Pub Date: Oct. 6th, 1992
ISBN: 0-517-58335-6
Publisher: Harmony

Leyner's follow-up to My Cousin, My Gastroenterologist (1990), which achieved a kind of cult status, is both less and more: Once again it's a pop-culture collage with Leyner at center stage doing a series of stand-up routines, but it's also like a pimple that Leyner decided to show off simply because it appeared on his face.

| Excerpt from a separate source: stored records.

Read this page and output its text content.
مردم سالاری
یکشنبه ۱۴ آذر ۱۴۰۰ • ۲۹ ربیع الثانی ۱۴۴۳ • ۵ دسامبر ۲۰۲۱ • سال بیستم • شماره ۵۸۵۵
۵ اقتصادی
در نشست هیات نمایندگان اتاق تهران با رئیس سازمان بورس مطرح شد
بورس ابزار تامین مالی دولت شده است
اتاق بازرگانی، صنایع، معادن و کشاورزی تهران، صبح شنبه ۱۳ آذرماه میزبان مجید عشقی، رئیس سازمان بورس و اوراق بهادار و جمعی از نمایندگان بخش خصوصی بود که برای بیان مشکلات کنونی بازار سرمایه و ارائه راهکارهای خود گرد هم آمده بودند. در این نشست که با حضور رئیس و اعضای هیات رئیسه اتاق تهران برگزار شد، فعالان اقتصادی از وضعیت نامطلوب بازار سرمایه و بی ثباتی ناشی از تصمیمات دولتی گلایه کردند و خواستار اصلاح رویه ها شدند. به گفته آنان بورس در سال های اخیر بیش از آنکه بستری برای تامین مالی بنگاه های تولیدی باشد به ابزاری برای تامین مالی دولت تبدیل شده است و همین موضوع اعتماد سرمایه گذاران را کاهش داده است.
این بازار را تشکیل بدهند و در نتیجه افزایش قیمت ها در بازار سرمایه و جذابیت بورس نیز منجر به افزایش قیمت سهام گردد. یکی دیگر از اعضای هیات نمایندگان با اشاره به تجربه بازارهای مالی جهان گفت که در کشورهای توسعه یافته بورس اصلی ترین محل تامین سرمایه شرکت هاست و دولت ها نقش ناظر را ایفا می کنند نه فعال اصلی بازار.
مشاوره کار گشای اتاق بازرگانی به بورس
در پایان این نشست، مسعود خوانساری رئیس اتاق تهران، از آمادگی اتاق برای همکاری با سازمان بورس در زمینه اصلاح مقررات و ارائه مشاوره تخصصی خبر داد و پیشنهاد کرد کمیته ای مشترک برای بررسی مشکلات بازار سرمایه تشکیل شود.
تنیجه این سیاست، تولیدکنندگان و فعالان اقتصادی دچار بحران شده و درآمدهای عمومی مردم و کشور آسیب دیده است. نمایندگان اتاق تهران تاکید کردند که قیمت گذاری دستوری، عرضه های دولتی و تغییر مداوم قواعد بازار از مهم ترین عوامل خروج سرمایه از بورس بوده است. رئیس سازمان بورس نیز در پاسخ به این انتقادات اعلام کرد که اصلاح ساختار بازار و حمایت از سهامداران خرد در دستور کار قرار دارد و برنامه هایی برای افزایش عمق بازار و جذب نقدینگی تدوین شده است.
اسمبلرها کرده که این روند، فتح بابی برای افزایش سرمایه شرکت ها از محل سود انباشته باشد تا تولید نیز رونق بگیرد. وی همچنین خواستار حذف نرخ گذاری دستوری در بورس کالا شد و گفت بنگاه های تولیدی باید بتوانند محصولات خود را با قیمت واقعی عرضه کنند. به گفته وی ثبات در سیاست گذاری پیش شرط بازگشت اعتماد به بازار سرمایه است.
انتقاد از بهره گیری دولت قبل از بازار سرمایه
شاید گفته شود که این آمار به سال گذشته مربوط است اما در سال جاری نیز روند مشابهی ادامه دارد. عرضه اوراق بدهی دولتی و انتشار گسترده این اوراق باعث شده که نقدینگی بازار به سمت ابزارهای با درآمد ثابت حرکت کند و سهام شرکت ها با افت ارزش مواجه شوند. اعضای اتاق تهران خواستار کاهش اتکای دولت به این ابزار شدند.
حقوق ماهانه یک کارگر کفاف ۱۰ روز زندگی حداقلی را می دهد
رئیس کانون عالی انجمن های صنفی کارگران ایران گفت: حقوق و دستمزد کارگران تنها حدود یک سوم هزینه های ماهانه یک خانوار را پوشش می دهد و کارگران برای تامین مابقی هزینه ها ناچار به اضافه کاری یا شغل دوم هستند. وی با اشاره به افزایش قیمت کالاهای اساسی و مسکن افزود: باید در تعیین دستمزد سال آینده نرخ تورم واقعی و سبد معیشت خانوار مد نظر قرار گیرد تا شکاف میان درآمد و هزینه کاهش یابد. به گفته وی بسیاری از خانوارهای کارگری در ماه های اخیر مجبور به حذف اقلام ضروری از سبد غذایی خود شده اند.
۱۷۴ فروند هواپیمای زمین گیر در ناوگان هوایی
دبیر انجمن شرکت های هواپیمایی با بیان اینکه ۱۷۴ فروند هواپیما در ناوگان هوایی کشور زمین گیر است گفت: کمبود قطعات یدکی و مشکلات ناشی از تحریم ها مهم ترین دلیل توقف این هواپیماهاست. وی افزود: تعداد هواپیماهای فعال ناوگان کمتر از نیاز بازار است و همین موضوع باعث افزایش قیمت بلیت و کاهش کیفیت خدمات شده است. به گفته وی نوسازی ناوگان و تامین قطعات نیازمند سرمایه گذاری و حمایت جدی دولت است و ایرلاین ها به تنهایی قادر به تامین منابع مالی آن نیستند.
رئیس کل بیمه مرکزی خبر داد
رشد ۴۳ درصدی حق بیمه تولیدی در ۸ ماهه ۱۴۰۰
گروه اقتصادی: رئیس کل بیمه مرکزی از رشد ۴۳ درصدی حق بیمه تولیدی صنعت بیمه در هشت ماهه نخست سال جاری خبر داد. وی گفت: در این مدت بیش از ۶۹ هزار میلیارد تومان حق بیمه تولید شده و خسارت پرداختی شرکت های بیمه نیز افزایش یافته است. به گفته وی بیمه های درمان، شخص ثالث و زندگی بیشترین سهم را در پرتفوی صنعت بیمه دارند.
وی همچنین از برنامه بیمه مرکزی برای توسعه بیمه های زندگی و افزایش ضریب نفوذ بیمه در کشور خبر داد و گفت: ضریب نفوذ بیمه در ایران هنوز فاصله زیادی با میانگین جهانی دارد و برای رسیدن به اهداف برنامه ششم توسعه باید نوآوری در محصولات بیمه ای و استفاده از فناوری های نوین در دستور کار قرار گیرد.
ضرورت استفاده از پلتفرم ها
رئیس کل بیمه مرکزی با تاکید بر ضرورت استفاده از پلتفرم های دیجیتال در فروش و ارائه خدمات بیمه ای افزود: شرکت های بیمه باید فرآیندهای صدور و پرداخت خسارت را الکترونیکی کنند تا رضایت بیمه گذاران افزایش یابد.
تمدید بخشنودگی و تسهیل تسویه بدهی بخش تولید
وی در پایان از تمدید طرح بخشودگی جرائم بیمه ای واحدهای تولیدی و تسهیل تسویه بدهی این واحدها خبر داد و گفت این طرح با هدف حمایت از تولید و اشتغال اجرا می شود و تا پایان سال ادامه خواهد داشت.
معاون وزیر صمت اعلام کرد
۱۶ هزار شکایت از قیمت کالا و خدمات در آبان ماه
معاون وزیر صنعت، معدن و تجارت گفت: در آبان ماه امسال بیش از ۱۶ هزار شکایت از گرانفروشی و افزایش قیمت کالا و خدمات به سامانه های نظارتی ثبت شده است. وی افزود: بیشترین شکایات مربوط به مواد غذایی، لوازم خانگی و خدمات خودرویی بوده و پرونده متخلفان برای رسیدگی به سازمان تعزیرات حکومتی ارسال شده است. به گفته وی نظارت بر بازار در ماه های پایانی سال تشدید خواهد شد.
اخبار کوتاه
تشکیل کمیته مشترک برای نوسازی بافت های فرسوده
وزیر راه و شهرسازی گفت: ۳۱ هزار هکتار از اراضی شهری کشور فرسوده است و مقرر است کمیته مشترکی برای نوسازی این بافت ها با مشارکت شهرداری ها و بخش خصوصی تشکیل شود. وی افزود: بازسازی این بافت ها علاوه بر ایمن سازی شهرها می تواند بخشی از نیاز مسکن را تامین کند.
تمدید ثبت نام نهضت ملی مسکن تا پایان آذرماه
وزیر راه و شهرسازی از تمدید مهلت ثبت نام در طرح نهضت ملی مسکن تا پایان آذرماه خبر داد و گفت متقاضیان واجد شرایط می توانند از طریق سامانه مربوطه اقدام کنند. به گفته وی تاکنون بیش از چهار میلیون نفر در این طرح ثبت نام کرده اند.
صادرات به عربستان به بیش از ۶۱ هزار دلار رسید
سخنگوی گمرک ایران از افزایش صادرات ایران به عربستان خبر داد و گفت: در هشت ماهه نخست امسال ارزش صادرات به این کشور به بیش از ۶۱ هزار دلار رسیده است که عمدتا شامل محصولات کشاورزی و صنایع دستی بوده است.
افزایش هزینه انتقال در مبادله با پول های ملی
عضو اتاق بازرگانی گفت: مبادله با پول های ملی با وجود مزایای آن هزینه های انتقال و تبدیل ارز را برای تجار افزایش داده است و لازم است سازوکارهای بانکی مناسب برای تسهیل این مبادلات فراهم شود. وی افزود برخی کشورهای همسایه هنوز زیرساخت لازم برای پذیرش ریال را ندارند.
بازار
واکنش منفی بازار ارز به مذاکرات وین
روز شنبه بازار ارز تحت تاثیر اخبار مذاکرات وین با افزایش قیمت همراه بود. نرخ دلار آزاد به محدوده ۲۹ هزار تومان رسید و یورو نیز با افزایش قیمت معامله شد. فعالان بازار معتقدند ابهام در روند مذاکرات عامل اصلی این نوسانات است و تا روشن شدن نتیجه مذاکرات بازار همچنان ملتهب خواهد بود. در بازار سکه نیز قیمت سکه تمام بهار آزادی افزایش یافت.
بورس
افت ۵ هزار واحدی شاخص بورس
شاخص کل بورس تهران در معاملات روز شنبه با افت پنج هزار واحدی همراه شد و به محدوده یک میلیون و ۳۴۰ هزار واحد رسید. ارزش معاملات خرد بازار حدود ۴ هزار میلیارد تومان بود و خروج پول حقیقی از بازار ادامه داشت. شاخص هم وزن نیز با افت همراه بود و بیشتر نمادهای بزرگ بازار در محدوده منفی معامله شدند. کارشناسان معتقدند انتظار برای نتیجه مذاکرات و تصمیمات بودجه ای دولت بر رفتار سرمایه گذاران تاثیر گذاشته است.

While there are a number of excerpts or chapters from a purported manuscript titled "Et Tu, Babe'' ("The four-foot hermaphroditic organism from a distant solar system twitched in my arms as I soul-kissed it....''), mostly the story now is about author Leyner describing character Mark Leyner's reaction to the public and cultural reception of My Cousin: "My whole life has been one long ultraviolent hyperkinetic nightmare.'' Before this mercifully comes to its end, we are treated to a series of Woody Allen-like one-liners ("In 1987, I enrolled in a 12-step program for people who pistol-whip their tailors'') and college humor that's usually antic or amusing enough to buy at least a grin. Flip through the pages, and, here, for example, is our author entering the Hyatt Self-Surgery Clinic: "the medical equivalent of U-Hauls or rental rug shampooers.'' Or here is "visceral tattooing—a tattoo on the heart'' for a guy surfing. Or here's the Jack LaLanne Health Spa. Or a spoof of a Presidential news conference. Or "Varicose Moon,'' a play in one act. And here's an oral history in which various celebrities memorialize Leyner before he disappears. Slapstick, postmodern yuk-yuks for the MTV set.

When Saturday Night Live loses its luster, open this book. Open it anywhere.